Often, especially with large pumps, “4 to 1” construction is a mistake, and gives no additional security, although the pump might start and give a few puffs with 30 lbs. of steam on banked fires; because, if any pump of whatever cylinder ratio draws 50 or 100 horse-power of steam from boilers with dead fires, it can run effectively only a very short time (ordinarily, perhaps, 3 to 5 minutes), unless fires are first aroused to make fresh steam to replace that withdrawn.
Steam pressures stated above must be maintained at the pump, to give full speed and 100 lbs. water pressure. Pressure at boilers must be a little more, to allow for loss of steam pressure between boiler and pump. Pumps in poor order, or too tightly packed, will require more steam.

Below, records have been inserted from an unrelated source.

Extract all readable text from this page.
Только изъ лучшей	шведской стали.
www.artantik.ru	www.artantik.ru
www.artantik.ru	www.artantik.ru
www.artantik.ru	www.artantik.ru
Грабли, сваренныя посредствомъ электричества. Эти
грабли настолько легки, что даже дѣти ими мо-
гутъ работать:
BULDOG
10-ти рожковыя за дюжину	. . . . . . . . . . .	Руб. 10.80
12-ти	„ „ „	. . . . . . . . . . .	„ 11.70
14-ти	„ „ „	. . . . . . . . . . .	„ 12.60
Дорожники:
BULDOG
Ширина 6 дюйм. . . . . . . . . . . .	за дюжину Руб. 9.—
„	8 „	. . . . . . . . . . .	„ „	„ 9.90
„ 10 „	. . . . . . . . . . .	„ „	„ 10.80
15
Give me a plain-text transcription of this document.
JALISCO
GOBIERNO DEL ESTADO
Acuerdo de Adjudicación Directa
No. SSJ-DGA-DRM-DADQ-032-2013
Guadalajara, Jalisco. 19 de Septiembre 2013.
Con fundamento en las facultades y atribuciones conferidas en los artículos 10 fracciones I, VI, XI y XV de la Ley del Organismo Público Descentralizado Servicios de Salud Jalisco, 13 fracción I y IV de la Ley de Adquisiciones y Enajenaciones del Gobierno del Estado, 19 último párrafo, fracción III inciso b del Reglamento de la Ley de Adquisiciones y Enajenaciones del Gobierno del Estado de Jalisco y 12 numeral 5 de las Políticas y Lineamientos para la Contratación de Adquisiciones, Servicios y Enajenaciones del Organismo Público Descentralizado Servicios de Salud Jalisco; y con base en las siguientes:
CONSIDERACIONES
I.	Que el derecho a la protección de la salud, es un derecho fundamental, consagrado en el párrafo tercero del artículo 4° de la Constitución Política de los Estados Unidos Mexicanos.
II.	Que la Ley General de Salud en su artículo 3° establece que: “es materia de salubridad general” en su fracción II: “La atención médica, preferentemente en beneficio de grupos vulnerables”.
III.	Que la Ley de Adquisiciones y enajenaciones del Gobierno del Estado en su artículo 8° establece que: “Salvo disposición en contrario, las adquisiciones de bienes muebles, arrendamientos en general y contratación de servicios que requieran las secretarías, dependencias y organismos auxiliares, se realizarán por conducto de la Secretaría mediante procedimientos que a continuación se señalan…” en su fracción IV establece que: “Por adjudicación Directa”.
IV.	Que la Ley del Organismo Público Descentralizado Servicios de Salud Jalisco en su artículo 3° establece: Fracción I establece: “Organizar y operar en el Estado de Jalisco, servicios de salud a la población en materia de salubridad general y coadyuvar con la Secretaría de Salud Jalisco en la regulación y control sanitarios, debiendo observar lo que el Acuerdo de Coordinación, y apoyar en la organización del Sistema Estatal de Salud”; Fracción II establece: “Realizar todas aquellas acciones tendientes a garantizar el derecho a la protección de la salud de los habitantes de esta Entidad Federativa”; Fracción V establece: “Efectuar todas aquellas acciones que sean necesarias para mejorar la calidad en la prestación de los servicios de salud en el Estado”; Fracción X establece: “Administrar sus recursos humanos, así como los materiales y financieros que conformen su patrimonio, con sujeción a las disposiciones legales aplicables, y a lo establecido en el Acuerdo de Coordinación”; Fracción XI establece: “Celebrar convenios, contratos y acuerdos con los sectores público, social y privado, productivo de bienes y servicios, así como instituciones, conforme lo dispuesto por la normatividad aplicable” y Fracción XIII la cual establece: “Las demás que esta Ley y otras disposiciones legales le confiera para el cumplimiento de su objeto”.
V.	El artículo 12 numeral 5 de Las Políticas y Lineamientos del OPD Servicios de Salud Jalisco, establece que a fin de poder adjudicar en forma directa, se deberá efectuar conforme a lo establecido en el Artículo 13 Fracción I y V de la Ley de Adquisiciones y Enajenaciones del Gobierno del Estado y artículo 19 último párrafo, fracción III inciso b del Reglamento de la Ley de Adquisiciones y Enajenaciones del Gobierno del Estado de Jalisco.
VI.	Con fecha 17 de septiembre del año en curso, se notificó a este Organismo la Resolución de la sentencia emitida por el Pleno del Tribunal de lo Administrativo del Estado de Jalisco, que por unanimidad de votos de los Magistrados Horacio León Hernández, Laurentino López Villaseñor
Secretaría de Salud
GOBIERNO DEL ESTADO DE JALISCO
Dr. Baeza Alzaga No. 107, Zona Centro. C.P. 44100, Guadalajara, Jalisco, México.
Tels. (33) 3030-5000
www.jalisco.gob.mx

The boiler horse-powers above are reckoned on the A. S. M. E. basis of 341⁄2 lbs. of water evaporated from and at 212 degrees Fahrenheit as the unit of boiler horse-power. From 12 to 15 square feet of water-heating surface in the boiler is commonly assumed necessary for the generation of one horse-power.
Smaller boilers than called for above, if favorably set, and having excellent chimney draft, can sometimes be forced to nearly double their nominal capacity for a short run, as for fire service.
c. 250 gallons per minute is the standard allowance for a good 11⁄8-inch (smooth nozzle) fire stream.
A so-called “Ring Nozzle” discharges only three-fourths as much water as a smooth nozzle of the same bore, and is not recommended.
From fifteen to twenty automatic sprinklers may be reckoned as discharging about the same quantity as a 11⁄8-inch hose stream under the ordinary practical conditions as to pipes supplying sprinkler and hose systems respectively.
4. Capacity.
a. Plunger diameter alone will not tell how many gallons per minute a pump can deliver, and it is not reasonable to continue the old time notion of estimating capacity on the basis of 100 feet per minute piston travel.
b. The capacity of a pump depends on the speed at which it can be run, and the speed depends largely on the arrangement of valves and passageways for water and steam.